Available at: Amazon

Related: A Gentleman in Moscow, Rules of Civility

Summary

Set in the summer of 1922 on Long Island, the story focuses on Jay Gatsby, and his efforts to reunite with his ex-lover, as told by his next-door neighbor.

It is now widely considered one of the greatest American novels, and perhaps Fitzgerald's best.

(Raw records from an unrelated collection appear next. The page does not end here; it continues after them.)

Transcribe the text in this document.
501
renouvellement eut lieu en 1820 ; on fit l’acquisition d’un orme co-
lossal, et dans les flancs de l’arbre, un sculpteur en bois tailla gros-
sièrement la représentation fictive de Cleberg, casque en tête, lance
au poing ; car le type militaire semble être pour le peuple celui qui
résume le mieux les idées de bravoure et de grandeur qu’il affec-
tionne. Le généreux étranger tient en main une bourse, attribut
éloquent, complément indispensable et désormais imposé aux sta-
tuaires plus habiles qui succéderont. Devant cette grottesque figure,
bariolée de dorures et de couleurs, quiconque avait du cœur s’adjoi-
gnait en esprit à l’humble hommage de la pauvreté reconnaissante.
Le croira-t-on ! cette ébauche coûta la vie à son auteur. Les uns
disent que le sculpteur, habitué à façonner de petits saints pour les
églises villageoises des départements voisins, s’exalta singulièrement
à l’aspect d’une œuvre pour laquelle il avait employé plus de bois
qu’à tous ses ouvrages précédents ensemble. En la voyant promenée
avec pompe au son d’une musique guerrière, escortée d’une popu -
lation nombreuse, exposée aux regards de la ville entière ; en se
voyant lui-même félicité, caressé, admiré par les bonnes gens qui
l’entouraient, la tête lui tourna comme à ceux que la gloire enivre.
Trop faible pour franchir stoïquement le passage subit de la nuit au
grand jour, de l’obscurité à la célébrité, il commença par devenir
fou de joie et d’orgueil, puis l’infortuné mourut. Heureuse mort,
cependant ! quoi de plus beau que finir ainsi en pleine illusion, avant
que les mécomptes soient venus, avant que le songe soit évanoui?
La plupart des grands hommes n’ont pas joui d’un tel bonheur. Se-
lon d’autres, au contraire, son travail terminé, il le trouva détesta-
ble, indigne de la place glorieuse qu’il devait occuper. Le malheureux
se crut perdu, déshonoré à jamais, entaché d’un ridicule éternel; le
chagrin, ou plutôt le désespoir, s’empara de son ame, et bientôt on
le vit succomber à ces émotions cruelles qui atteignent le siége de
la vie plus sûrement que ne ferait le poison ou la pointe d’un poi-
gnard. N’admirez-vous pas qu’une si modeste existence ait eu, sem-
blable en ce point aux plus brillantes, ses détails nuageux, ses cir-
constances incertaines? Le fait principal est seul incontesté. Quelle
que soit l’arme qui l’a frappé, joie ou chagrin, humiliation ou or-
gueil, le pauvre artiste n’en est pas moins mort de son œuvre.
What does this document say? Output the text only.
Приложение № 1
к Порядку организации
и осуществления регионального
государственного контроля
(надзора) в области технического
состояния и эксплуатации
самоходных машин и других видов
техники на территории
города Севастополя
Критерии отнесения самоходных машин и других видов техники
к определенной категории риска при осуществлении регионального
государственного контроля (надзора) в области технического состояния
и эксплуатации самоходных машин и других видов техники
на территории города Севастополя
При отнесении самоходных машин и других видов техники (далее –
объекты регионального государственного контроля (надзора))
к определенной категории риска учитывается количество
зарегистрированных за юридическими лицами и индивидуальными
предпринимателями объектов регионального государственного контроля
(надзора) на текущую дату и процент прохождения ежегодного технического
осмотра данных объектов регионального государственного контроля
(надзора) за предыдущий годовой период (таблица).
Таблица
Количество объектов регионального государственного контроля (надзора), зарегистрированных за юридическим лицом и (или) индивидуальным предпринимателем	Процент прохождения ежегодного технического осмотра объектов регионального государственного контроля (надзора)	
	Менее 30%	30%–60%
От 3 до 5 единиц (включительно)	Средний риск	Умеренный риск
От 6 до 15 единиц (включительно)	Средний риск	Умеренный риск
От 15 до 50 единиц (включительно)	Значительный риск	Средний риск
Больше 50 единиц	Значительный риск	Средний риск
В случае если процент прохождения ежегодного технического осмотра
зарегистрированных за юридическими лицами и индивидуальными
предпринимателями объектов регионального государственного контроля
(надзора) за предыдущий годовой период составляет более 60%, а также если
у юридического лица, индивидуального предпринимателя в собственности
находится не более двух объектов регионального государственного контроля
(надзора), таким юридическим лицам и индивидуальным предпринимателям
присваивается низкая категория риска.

Similar to Rules of Civility, it is set between two wars, in a time period now considered quite romantic. The characters are flawed, and the ultimate conclusion dissatisfying, which is perhaps why it is so relatable, despite depicting an exclusive lifestyle.

Quotes

  • Reserving judgments is a matter of infinite hope. I am still a little afraid of missing something if I forget that, as my father snobbishly suggested, and I snobbishly repeat, a sense of the fundamental decencies is parcelled out unequally at birth.
  • If personality is an unbroken series of successful gestures, then there was something gorgeous about him, some heightened sensitivity to the promises of life, as if he were related to one of those intricate machines that register earthquakes ten thousand miles away.
  • Gatsby believed in the green light, the orgastic future that year by year recedes before us. It eluded us then, but that’s no matter—to-morrow we will run faster, stretch out our arms farther. And one fine morning—— So we beat on, boats against the current, borne back ceaselessly into the past.
  • Every one suspects himself of at least one of the cardinal virtues, and this is mine: I am one of the few honest people that I have ever known.
  • “Whenever you feel like criticizing any one,” he told me, “just remember that all the people in this world haven’t had the advantages that you’ve had.”
  • It is invariably saddening to look through new eyes at things upon which you have expended your own powers of adjustment.
  • No amount of fire or freshness can challenge what a man will store up in his ghostly heart.
  • I was within and without, simultaneously enchanted and repelled by the inexhaustible variety of life.
  • “There are only the pursued, the pursuing, the busy, and the tired.”
  • Americans, while occasionally willing to be serfs, have always been obstinate about being peasantry.